Effects of landscape composition and substrate availability on saproxylic beetles in boreal forests: a study using experimental logs for monitoring assemblages


  • Heloise Gibb,

  • Joakim Hjältén,

  • John P. Ball,

  • Ola Atlegrim,

  • Roger B. Pettersson,

  • Jacek Hilszczański,

  • Therese Johansson,

  • Kjell Danell

H. Gibb (heloise.gibb@szooek.slu.se), J. Hjältén, J. P. Ball, O. Atlegrim, R. B. Pettersson, T. Johansson and K. Danell, Swedish Univ. of Agricultural Sciences, Dept of Animal Ecology, SE-901 83, Umeå, Sweden. – Jacek Hilszczański, Forest Research Inst., Dept of Forest Protection, PL-00-973 Warsaw, Poland.
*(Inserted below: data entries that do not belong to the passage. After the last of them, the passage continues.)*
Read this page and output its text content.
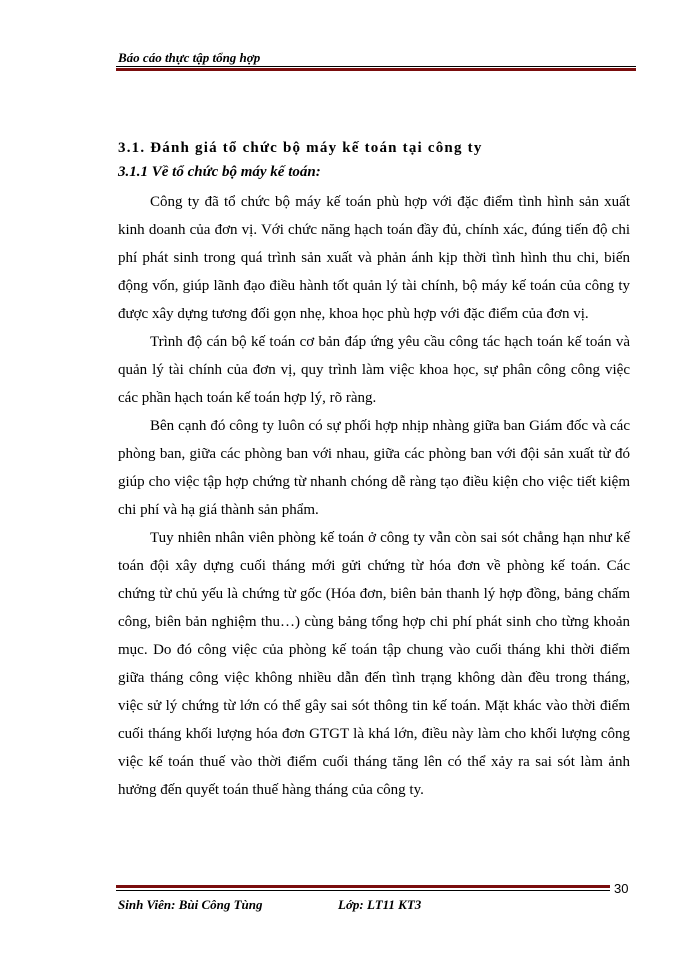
Báo cáo thực tập tổng hợp
3.1. Đánh giá tổ chức bộ máy kế toán tại công ty
3.1.1 Về tổ chức bộ máy kế toán:

Công ty đã tổ chức bộ máy kế toán phù hợp với đặc điểm tình hình sản xuất kinh doanh của đơn vị. Với chức năng hạch toán đầy đủ, chính xác, đúng tiến độ chi phí phát sinh trong quá trình sản xuất và phản ánh kịp thời tình hình thu chi, biến động vốn, giúp lãnh đạo điều hành tốt quản lý tài chính, bộ máy kế toán của công ty được xây dựng tương đối gọn nhẹ, khoa học phù hợp với đặc điểm của đơn vị.

Trình độ cán bộ kế toán cơ bản đáp ứng yêu cầu công tác hạch toán kế toán và quản lý tài chính của đơn vị, quy trình làm việc khoa học, sự phân công công việc các phần hạch toán kế toán hợp lý, rõ ràng.

Bên cạnh đó công ty luôn có sự phối hợp nhịp nhàng giữa ban Giám đốc và các phòng ban, giữa các phòng ban với nhau, giữa các phòng ban với đội sản xuất từ đó giúp cho việc tập hợp chứng từ nhanh chóng dễ ràng tạo điều kiện cho việc tiết kiệm chi phí và hạ giá thành sản phẩm.

Tuy nhiên nhân viên phòng kế toán ở công ty vẫn còn sai sót chẳng hạn như kế toán đội xây dựng cuối tháng mới gửi chứng từ hóa đơn về phòng kế toán. Các chứng từ chủ yếu là chứng từ gốc (Hóa đơn, biên bản thanh lý hợp đồng, bảng chấm công, biên bản nghiệm thu…) cùng bảng tổng hợp chi phí phát sinh cho từng khoản mục. Do đó công việc của phòng kế toán tập chung vào cuối tháng khi thời điểm giữa tháng công việc không nhiều dẫn đến tình trạng không dàn đều trong tháng, việc sử lý chứng từ lớn có thể gây sai sót thông tin kế toán. Mặt khác vào thời điểm cuối tháng khối lượng hóa đơn GTGT là khá lớn, điều này làm cho khối lượng công việc kế toán thuế vào thời điểm cuối tháng tăng lên có thể xảy ra sai sót làm ảnh hưởng đến quyết toán thuế hàng tháng của công ty.

30
Sinh Viên: Bùi Công Tùng	Lớp: LT11 KT3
Intensive forestry practises in the Swedish landscape have led to the loss and fragmentation of stable old-growth habitats. We investigated relationships between landscape composition at multiple scales and the composition of saproxylic beetle assemblages in nine clear-cut, mature managed and old-growth spruce-dominated forest stands in the central boreal zone of Sweden. We set out fresh spruce and birch logs and created spruce snags in 2001–2002 to experimentally test the effects of coarse woody debris (CWD) type and forest management on the composition of early and late successional, and red-listed saproxylic beetle assemblages. We examined effects of CWD availability at 100 m, and landscape composition at 1 and 10 km on saproxylic beetle abundances. Additionally, we tested whether assemblage similarity decreased with increasing distance between sites. We collected beetles from the experimental logs using eclector and window traps in four periods during 2003. CWD was measured and landscape composition data was obtained from maps of remotely sensed data. The composition of saproxylic beetles differed among different CWD substrates and between clear-cuts and the older stand types, however differences between mature managed and old-growth forests were significant only for red-listed species. Assemblage similarities for red-listed species on clear-cuts were more different at greater distances apart, indicating that they have more localised distributions. CWD availability within 100 m of the study sites was rarely important in determining the abundance of species, suggesting that early successional saproxylic beetles can disperse further than this distance. At a larger scale, a large area of suitable stand types within both 1 and 10 km resulted in greater abundances in the study sites for several common and habitat-specific species. The availability of suitable habitat at scales of 1–10 km is thus likely to be important in the survival of many saproxylic species in forestry-fragmented areas.